Graph Search könnte eine neue Ära des sozialen Webs einläuten - oder zum größten Flop für Facebook werden.

Foto: Facebook

Facebook hat mit Graph Search eine neue Funktion für das soziale Netzwerk vorgestellt, die nicht nur Google, sondern auch zahlreichen anderen Diensten wie dem Karriere-Netzwerk Linked-In oder dem Empfehlungs-Portal Yelp das Fürchten lehren könnte. Die erweiterte Suchfunktion soll es der rund eine Milliarden Nutzer ermöglichen, das Netzwerk wie eine enorme Datenbank zu durchforsten und dabei allerlei Informationen zu kombinieren um Neues zu entdecken. Wired hatte die Chance einen Blick hinter die Kulissen von Graph Search zu werfen.

Zwei Google-Mitarbeiter für Facebook

Hinter dem massiven Projekt, das laut Facebook-CEO Mark Zuckerberg noch in den Kinderschuhen steckt, stehen die zwei ehemaligen Google-Mitarbeiter Lars Rasmussen und Tom Stocky. Ramussen kam 2004 zu Google, als die Suchmaschine sein Startup übernahm, das später zu Google Maps werden sollte. Mit Wave zeichnete er allerdings auch für einen Flop beim Suchmaschinenriesen verantwortlich, der nach nur einem Jahr eingestellt worden war.

Zurück zu den Wurzeln

Zuckerbergs Anstoß zu Graph Search war die Idee, wieder zu den Wurzeln des Netzwerks zurückzukehren: neue Personen, Orte und Dinge zu entdecken anstatt nur die aktuellen Verbindungen zu pflegen. Die schwierige Aufgabe, die die Suchfunktion zu bewältigen hat: Nutzern die Möglichkeit zu geben, eine vollkommen natürliche Frage zu stellen und umso präziseren Informationen auszuspucken, je mehr Informationen eingetippt werden.

50 Entwickler im Graph-Search-Team

Suchen Nutzer bei Google etwa nach "China-Restaurant in Wien", sollen sie bei Graph Search beispielweise nach "China-Restaurants in Wien, die meinen Freunden aus China gefallen" stöbern. Facebooks enorme Datenbank, die durch die Nutzer seit Jahren durch Likes und Updates gefüttert wird, soll eine bis dato nicht erreichbare Personalisierung von Suchergebnissen bieten. Mittlerweile arbeiten rund 50 Entwickler seit über einem Jahr an Graph Search, darunter auch zwei Linguisten, um die Sucheingaben der Nutzer besser zu verstehen.

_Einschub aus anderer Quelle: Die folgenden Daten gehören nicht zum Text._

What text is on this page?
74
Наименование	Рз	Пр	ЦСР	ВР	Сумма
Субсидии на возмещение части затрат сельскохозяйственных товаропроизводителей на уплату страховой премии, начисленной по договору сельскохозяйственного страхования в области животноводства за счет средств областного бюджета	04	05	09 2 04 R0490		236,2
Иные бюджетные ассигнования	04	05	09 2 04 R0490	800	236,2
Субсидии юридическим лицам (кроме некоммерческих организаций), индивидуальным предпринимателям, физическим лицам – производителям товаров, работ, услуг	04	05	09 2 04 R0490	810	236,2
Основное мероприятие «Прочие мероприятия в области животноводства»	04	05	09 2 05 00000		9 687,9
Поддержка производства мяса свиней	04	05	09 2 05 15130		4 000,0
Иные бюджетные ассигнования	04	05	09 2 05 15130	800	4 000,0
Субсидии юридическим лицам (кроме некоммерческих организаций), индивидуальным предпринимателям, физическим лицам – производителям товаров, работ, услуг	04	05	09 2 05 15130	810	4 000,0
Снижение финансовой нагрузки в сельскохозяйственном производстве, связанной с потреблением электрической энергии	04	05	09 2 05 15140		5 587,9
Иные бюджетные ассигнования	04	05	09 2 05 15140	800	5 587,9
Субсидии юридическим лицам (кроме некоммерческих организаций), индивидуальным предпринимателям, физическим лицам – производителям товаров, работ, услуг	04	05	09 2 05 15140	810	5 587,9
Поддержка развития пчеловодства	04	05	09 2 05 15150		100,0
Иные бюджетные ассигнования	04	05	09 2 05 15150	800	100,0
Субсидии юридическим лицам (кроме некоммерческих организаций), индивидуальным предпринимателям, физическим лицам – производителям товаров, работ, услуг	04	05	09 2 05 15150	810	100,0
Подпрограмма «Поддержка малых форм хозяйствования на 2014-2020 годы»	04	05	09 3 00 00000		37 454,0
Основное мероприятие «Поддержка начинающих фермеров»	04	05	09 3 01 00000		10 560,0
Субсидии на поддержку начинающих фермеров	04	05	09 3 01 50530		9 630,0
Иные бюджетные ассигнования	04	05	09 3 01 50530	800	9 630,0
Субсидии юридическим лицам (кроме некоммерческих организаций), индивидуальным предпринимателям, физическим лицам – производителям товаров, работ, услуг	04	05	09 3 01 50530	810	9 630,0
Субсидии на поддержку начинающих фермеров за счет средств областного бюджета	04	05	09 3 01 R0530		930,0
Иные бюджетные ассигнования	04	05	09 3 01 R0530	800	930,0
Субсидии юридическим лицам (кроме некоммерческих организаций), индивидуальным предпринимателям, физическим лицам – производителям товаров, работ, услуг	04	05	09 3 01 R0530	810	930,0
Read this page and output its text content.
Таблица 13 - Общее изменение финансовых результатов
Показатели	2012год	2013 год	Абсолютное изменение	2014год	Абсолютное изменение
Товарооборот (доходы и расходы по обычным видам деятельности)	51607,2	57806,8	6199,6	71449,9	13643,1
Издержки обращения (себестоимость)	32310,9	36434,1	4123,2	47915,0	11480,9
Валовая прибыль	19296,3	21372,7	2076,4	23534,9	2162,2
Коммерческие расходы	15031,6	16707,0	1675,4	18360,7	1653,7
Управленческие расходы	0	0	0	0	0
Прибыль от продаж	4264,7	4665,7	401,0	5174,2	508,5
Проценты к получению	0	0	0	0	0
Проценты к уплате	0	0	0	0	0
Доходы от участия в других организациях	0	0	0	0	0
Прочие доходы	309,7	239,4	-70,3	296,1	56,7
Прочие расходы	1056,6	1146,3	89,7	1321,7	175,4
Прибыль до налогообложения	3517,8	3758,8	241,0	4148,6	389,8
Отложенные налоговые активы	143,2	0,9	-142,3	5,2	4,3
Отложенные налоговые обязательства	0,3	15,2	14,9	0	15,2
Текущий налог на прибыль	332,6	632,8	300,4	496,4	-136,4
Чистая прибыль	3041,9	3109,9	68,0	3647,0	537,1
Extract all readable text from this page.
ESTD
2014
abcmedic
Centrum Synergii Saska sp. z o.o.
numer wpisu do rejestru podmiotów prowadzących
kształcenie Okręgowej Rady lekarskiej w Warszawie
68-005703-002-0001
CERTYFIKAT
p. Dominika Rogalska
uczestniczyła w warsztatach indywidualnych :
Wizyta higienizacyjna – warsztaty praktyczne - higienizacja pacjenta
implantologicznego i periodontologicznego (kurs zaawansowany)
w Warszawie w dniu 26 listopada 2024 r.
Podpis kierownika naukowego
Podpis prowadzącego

Konkurrenz für Job-, Single- und Empfehlungsplattformen

Graph Search hat das Potenzial nicht nur Google, sondern auch anderen Dienste wie Job-Netzwerken, Single-Plattformen oder Empfehlungs-Systemen den Rang abzulaufen. So kann die Funktion etwa gezielt zur Rekrutierung neuer Mitarbeiter genutzt werden. Zuckerberg gibt als Beispiel für eine Suche Entwickler, die bei Google arbeiten und mit Facebook-Entwicklern befreundet sind.

Über eine Billiarde Verbindungen

Singles können nach Menschen in ihrer Wohnumgebung mit dem gleichen Musikgeschmack suchen. Bei der Suche nach neuer Leselektüre könnte man sich Bücher empfehlen lassen, die etwa von Personen "geliked" wurden, die auch einem bestimmten Politiker auf Facebook folgen. Die Ergebnisse stehen dabei immer in Bezug zur eigenen Community - also gemeinsamen Freunden, Fan-Seiten usw. Graph Search soll sich letztendlich die über eine Billiarde Verbindungen auf Facebook zunutze machen.

Nutzer sollen wissen, was sie tun

Dass die neue Funktion auch auf heftige Kritik stoßen wird, darüber macht man sich bei Facebook keine Illusionen. Gefunden werden soll mit Graph Search nur das, was Nutzer in irgendeiner Form öffentlich oder eben mit ihren Freunden geteilt haben, versichert man. Dennoch werden die Inhalte, die man im Lauf der Jahre auf Facebook geteilt hat, in vollkommen neuer Art und Weise und vor allem neuen Zusammenhängen dargestellt.

Langsamer Roll-out

Facebook-Produkt-Manager Sam Lessin erklärt gegenüber Wired, dass Graph Search auch das Potenzial haben könnte, die Nutzer darüber aufzuklären, was man über sie alles findet. Wer nicht versteht, welche Informationen man mit wem teilt, werde generell nicht viel von sich preisgeben. Facebook werde daher sehr viel investieren, um die neuen Funktionen möglichst klar zu kommunizieren. Dabei helfen soll auch ein langsamer Roll-out, der zunächst auf wenige Nutzer und auf Englisch beschränkt ist.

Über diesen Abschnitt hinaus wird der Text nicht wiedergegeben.